Yves Hugues, Signe de terre

Un polar noir à l’intrigue efficace 

C’est avec une grande satis­fac­tion que l’on retrouve Yann Gray, ce poli­cier quelque peu sin­gu­lier et la gale­rie de per­son­nages empa­thiques qui l’entourent. Il souffre d’hyperosmie, consé­quence d’une bles­sure par balle reçue en ser­vice.
Après avoir pro­mené son héros dans le milieu des sosies (Pâle copy­cat), au cœur de l’aéroport de Roissy (Piste au noir), c’est au Salon de l’agriculture que Yann va devoir enquêter.

À Paris expo Porte de Ver­sailles, la nuit, les bêtes se reposent. Dans son box, la Gou­lue, une truie de Chine de trois cents trente kilos sent une pré­sence inha­bi­tuelle.

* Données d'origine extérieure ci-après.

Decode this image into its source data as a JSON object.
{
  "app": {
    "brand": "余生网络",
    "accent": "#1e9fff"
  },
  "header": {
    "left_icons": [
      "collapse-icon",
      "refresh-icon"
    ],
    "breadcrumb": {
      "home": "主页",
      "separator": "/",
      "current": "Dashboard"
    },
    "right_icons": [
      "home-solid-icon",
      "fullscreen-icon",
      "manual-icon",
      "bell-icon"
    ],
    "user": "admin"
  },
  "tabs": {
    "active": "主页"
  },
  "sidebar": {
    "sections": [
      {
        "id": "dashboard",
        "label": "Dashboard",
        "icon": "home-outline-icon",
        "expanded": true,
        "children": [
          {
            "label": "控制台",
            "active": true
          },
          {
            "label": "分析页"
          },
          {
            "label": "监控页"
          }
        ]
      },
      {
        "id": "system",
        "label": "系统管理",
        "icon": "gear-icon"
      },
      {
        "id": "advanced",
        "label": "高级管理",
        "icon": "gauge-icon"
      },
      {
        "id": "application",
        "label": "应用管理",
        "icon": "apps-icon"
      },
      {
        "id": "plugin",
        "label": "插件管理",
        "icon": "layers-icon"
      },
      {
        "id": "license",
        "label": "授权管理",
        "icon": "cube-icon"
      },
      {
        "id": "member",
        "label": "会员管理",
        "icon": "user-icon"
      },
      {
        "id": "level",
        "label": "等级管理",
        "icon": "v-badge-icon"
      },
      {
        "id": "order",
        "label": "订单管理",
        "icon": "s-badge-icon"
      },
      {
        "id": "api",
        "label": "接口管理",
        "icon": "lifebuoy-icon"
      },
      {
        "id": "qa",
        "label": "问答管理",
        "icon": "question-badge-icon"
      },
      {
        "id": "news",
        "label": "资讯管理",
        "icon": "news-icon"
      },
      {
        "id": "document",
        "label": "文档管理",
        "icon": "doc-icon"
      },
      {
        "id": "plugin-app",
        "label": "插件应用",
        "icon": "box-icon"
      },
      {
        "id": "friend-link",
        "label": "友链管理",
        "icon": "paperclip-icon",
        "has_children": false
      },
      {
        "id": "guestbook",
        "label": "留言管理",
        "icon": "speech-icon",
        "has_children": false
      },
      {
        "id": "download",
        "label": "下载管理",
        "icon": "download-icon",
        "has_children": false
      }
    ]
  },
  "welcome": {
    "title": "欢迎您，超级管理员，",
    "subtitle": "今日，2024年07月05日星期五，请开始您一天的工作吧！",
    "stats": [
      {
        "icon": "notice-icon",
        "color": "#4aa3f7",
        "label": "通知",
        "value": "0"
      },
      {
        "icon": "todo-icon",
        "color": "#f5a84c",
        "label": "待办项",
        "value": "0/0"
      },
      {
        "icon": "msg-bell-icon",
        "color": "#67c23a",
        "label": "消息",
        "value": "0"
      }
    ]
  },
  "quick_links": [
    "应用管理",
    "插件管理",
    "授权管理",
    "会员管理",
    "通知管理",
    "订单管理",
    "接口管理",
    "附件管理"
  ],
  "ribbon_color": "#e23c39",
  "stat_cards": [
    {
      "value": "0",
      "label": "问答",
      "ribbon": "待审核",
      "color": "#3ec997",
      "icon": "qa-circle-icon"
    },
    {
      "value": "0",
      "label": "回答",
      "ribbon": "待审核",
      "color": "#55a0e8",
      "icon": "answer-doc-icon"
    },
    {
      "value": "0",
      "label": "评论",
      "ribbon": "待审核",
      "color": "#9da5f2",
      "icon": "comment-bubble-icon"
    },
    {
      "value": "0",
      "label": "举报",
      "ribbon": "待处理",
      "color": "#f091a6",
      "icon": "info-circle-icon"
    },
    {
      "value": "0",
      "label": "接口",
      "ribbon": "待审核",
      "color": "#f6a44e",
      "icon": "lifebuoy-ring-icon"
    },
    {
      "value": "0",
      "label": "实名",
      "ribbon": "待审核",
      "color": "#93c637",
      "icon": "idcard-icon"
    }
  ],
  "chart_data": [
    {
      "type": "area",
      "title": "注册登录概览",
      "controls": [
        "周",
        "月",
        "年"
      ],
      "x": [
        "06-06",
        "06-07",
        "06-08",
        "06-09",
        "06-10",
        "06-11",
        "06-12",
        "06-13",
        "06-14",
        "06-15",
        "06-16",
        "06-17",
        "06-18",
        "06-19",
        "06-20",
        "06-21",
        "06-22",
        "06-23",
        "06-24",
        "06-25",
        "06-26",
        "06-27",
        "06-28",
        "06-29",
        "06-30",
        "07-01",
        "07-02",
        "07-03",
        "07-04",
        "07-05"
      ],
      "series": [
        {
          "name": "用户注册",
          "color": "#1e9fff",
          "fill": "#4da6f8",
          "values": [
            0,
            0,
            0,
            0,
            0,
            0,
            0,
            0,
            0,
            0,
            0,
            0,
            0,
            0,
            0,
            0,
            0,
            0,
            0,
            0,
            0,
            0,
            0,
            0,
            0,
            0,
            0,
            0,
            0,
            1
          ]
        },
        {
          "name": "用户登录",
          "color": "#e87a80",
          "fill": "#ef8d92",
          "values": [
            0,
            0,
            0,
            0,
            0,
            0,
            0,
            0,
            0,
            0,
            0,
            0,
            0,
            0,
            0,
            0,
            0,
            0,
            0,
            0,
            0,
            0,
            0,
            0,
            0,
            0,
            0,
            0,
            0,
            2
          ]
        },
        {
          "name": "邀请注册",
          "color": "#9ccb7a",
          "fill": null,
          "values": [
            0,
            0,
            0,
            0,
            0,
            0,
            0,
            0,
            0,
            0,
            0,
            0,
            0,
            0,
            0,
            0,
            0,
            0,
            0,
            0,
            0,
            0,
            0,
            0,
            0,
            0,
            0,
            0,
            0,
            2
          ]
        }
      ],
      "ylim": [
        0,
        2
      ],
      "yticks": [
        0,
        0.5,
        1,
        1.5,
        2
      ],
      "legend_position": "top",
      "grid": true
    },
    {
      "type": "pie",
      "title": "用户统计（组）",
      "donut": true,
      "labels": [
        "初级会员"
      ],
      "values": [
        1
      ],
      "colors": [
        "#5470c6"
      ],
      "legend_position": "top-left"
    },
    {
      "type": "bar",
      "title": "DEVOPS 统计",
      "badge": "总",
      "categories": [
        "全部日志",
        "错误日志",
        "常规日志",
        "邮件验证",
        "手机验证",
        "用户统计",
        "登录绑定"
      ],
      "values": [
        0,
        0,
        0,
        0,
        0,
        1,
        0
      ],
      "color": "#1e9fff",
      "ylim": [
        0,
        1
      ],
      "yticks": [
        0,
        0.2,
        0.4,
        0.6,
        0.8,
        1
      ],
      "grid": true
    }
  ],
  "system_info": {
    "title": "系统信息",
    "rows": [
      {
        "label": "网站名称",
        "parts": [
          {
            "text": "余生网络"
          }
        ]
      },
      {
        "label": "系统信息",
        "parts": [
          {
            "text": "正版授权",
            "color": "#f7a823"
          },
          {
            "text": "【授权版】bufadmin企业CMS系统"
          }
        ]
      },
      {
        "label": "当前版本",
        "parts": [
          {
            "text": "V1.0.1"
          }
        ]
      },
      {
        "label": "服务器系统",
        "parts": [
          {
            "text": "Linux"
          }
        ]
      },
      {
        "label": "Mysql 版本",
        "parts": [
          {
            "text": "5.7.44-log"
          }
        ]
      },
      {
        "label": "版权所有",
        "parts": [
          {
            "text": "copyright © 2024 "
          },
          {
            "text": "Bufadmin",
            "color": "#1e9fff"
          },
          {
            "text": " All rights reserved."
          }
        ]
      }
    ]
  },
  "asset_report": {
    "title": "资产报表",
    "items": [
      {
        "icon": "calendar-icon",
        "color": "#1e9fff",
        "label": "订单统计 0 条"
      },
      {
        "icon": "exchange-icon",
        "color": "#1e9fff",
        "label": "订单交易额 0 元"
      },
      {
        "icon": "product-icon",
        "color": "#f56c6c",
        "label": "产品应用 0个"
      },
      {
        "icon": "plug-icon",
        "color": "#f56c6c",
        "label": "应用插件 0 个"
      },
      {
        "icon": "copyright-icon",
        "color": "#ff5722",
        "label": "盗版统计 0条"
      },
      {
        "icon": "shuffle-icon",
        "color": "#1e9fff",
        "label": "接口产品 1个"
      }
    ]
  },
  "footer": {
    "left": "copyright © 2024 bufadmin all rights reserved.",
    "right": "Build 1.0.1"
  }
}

Elle renifle, s’assure que c’est inof­fen­sif et alors, à grands coups de groins gour­mands, elle mange cette viande chaude.
Quelques heures avant, Yann Gray, Valen­tine, la femme qui par­tage sa vie, Robin, le fils de celle-ci âgé de huit ans, ont accueilli Mamou­nette, la mère de Valen­tine, qui rentre des terres incas et aztèques avec une nou­velle lubie : les horo­scopes.
Au petit matin, quand il pénètre dans le Hall n°1, Yann est assailli par un déchaî­ne­ment d’odeurs. Il rejoint le légiste près de ce qui reste du corps après le repas de la Gou­lue. Ces restes ne per­mettent pas de com­prendre les causes de la chute dans le box, les rai­sons de la mort ni une quel­conque iden­ti­fi­ca­tion. Per­sonne n’est porté dis­paru parmi les expo­sants, les éle­veurs. Les trois vigiles n’ont rien remar­qué à part le retour bruyant de fêtards.
Qui est cet homme ? Com­ment et pour­quoi est-il venu dans ces lieux ? Com­ment est-il mort ? Autant de ques­tions aux­quelles Yann Gray va devoir répondre sans semer la panique tant parmi la popu­la­tion des éle­veurs et expo­sants que parmi le public.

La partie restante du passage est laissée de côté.